La resezione finale iniziale viene effettuata attraverso l'attività endonucleasi di MRE11, consentendo un'ulteriore elaborazione da parte delle nucleasi DNA2 ed EXO1. Gli sbalzi di ssDNA generati vengono rapidamente rivestiti dalla proteina di replicazione A (RPA) per proteggerli da ulteriori elaborazioni. Successivamente, BRCA2, PALB2 e BRCA1 si impegnano a mediare lo spostamento di RPA e l'assemblaggio del nucleofilamento RAD51 necessario per il meccanismo di riparazione diretto all'omologia. Un buon equilibrio tra l'uso di NHEJ e HR è necessario per il mantenimento ottimale dell'integrità genomica. La scelta del percorso dipende dalla fase del ciclo cellulare. L'HR viene utilizzato preferenzialmente durante le fasi da S a G2 in cui la resezione del DNA è al più alto livello e i cromatidi fratelli sono disponibili per garantire una corretta riparazione.

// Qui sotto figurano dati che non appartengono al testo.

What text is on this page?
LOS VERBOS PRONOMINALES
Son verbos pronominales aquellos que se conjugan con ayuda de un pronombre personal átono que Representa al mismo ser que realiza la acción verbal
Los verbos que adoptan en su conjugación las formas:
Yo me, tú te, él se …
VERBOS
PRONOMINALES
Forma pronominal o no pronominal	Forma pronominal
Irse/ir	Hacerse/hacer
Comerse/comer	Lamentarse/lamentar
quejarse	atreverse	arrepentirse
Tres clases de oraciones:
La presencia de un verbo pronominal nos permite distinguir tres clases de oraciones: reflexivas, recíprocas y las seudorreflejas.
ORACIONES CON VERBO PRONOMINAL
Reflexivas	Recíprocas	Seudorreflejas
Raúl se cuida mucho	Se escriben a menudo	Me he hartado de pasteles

La poli (ADP-ribosio) polimerasi 1 (PARP-1) è una delle prime proteine reclutate nel DSB. Regola sia l'attività di resezione che l'assemblaggio di effettori a valle coinvolti nel ^NHEJ5,6. PARP-1 è anche necessario per la riparazione della rottura a singolo filamento del DNA durante la ^{replicazione7,8}. A causa del suo importante ruolo nella riparazione del DNA, gli inibitori PARP (PARPi) sono usati come terapie contro il cancro. In diversi tumori con deficit di HR, il trattamento con PARPi porta a una risposta letale sintetica a causa dell'incapacità delle cellule carenti di HR di riparare il danno accumulato attraverso un percorso ^{alternativo9,10}. Attualmente ci sono quattro PARPi approvati dalla FDA: Olaparib, Rucaparib, Niriparib e Talazoparib (chiamato anche BMN 673), che vengono utilizzati per vari trattamenti per il cancro al seno e alle ^ovaie11. Tuttavia, la resistenza PARPi è comune e una potenziale causa sorge attraverso la riacquisizione della competenza ^HR12. La perdita o l'inibizione di PARP-1 in presenza di irradiazione disregola il meccanismo del resettosoma, portando all'accumulo di tratti ssDNA più ^lunghi13. Pertanto, uno studio approfondito della resezione del DNA in vivo è fondamentale per una comprensione più chiara dei percorsi di riparazione del DNA e il successivo sviluppo di nuove strategie per trattare il cancro e superare la resistenza al PARPi.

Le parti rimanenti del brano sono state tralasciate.